Dass es solche Strukturen gibt und dass man sie im Notfall nutzen kann - prima. Aber die umfassende Betreuung zur Norm zu erklären, damit möglichst alle Eltern dem Arbeitsmarkt mindestens acht Stunden am Tag zur Verfügung stehen können? Gerne auch zu den unmöglichsten Zeiten?

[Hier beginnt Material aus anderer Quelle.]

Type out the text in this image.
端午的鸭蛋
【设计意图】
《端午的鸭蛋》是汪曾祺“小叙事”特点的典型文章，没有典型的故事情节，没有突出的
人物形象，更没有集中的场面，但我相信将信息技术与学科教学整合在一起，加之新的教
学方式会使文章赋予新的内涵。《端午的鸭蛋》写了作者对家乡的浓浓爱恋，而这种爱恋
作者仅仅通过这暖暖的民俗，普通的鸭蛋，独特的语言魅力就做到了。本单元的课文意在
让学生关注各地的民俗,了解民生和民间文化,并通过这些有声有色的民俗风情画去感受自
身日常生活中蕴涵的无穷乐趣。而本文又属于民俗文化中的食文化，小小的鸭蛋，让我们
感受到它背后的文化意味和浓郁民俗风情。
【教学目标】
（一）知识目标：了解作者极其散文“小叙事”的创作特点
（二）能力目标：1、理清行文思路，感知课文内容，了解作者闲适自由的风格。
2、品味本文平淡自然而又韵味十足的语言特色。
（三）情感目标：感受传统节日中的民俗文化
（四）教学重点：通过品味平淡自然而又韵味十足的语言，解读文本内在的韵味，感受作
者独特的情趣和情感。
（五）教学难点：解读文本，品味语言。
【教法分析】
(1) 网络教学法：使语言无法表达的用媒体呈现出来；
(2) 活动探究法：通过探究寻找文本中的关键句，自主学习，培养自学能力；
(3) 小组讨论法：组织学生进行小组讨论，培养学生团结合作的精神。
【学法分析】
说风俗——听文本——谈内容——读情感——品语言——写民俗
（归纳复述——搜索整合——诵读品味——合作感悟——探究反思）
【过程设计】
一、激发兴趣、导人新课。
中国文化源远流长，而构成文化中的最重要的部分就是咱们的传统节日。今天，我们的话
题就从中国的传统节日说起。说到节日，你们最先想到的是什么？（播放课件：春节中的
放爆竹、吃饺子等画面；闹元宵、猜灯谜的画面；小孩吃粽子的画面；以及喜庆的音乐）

Nein, das kann nicht die Lösung sein. Jedenfalls nicht, wenn wir noch ein kleines bisschen Freiheit für uns, unsere Kinder und unsere Familien retten wollen. Wer sich ins Hamsterrad begibt, sei es nun mit Doppelvollzeitstellen oder der Teilzeit-/Vollzeitvariante, spielt letztlich denen in die Hände, die weiter postulieren: "Wer nur gut genug organisiert ist, kann alles haben!"

Wir erweisen uns und anderen damit einen Bärendienst, denn dieser Anspruch richtet sich vor allem an uns Frauen.

Oder hat schon einmal jemand erlebt, dass ein Mann gefragt wurde: Wie kriegst du das denn hin - die viele Arbeit und dann noch drei Kinder ...?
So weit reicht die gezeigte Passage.